Another map reduce, that collects all elements into a set.

#include <set>
#include <utility>

// Generic reduction.
std::future<std::shared_ptr<std::set<int>>> int_set = objpipe::of(3, 1, 2)
    .async(objpipe::multithread_unordered_push())
    .reduce(
        []() -> { // Factory for initial state of reducer.
          return std::set<int>();
        },
        [](std::set<int>& state, int&& element) { // Value acceptor functor.
          state.insert(std::move(element));
        },
        [](std::set<int>& state, std::set<int>&& to_add) { // Merge operation across states.
          state.merge(std::move(to_add));
        },
        [](std::set<int>&& state) { // Extract result from reduction.
          return std::make_shared<std::set<int>>(std::move(state));
        });

Linking

This is a header-only library.

To use it, you can simple supply -I/path/to/objpipe/include to the compiler. The callback requires that boost/context be linked in and that boost/coroutines2 is on the include path.

If you're using CMake, you can instead import the library using (for instance) a git submodule:

add_subdirectory(path/to/objpipe)
target_link_libraries(my_target objpipe)

If objpipe is properly installed, the following should work:

find_package(objpipe 0.0 REQUIRED)
target_link_libraries(my_target objpipe)

(objpipe is an interface library, so it does not have an actual library, but does contain options to link correctly (thread-safe) and get the correct includes via the target.) In both cases, the include directories are set correctly.

Related work

  1. Boost iterator provides an alternative for transforming and filtering.
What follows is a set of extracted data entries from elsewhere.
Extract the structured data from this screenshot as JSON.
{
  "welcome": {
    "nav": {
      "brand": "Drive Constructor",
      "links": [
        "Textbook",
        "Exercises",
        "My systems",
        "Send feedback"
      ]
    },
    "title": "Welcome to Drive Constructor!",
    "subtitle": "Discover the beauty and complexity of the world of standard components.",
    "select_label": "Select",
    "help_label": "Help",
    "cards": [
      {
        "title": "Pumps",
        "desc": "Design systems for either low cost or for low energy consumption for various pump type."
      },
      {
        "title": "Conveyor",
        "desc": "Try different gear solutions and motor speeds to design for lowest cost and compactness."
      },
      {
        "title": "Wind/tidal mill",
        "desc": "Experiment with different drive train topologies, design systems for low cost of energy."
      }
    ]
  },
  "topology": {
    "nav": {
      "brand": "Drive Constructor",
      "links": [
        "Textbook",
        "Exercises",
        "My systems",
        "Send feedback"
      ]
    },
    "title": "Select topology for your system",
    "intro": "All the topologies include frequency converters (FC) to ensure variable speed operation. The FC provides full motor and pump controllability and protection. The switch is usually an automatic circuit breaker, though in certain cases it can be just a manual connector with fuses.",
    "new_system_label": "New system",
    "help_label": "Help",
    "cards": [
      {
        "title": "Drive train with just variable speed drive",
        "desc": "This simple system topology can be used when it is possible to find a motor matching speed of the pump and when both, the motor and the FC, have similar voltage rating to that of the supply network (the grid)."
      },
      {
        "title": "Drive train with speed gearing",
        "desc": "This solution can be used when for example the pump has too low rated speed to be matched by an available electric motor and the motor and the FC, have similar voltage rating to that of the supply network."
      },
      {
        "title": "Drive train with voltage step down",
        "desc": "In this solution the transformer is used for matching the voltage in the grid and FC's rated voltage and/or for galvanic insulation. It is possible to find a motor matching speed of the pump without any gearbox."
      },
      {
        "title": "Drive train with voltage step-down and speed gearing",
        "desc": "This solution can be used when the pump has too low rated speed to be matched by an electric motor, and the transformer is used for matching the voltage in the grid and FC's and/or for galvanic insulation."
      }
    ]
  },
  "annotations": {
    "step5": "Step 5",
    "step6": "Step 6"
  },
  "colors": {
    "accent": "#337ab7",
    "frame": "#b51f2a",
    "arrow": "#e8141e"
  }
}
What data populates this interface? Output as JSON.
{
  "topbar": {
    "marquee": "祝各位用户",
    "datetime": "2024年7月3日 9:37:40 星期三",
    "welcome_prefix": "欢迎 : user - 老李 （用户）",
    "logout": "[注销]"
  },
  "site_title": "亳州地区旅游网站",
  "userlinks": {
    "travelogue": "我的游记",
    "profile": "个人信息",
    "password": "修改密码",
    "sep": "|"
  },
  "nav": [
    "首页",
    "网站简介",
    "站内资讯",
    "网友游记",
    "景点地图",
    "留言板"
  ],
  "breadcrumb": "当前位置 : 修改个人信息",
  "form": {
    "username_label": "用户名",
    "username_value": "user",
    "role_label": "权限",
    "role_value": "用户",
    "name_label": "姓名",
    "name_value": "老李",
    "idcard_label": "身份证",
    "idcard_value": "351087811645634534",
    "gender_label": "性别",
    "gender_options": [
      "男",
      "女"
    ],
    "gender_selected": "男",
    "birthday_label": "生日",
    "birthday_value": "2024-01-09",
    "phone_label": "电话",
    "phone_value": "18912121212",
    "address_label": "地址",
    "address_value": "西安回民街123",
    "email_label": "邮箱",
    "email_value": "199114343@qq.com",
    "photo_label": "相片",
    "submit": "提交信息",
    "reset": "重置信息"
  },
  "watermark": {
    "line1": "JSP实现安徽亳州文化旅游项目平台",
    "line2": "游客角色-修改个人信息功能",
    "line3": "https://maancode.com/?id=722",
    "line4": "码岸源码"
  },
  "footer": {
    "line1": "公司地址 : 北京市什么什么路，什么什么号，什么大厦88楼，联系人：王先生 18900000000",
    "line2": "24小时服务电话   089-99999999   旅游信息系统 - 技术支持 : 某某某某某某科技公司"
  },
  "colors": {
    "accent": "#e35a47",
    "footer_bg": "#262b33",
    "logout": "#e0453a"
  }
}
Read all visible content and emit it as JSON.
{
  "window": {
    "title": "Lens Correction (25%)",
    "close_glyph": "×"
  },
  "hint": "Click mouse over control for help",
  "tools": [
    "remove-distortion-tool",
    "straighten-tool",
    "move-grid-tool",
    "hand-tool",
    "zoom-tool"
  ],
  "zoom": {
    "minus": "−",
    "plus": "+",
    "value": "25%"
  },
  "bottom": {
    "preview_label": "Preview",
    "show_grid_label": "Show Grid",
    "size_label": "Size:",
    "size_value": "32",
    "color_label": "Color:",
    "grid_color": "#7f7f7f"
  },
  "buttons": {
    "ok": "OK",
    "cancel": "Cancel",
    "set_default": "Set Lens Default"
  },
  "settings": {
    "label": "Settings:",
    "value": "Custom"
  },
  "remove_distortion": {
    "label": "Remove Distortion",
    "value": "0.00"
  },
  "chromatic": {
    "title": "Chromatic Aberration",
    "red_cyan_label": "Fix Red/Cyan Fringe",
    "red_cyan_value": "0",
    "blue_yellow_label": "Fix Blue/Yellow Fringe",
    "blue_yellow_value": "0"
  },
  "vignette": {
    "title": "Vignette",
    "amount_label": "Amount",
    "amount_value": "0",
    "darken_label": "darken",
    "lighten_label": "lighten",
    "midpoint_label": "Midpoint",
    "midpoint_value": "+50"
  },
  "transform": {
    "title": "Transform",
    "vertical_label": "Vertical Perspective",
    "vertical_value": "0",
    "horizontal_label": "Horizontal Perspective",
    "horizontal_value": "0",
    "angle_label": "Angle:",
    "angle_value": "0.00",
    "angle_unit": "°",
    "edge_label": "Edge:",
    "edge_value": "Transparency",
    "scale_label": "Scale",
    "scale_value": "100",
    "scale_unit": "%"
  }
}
Contrary to objpipe, it also allows for the iterator to modify the collection it iterates over (under certain conditions) and usually maintains the iterator category.
  2. Boost range provides a range interface, similar to the pull interface of objpipe. Similar to boost iterator (mentioned above) and Range-v3 (mentioned below) it preserves the iterator category.
  3. Reactive Extensions for C++ implements transformations and iteration. Like objpipe's push interface, it is based on streaming values. In addition, its observables allow for multiple subscribers, while objpipe always uses a single subscriber. Unlike objpipe, it does not have a pull based interface.
  4. Range-v3 conceptualizes sequences, like objpipe does. Range-v3 ranges do not own their data, while objpipe does own its data (with some explicit exceptions). Unlike objpipe, it does not seem to have an abstraction of a range, like objpipe::reader provides.
  5. A combination of STL algorithm calls, such as std::transform, std::copy_if, can be used to achieve the same transformation effects, but would lose the streaming property.
  6. Range-based-for iteration (for (auto item : collection)) with a code block can achieve the same effect.
  7. Java streams does the same thing as the above, but for Java, instead of C++. In particular, it's (parallelizable) reduction operations inspired the way of reducing that is used in objpipe.

Additional Documentation

Documentation can be generated by the objpipe-doc target.

Or alternatively, can be browsed online.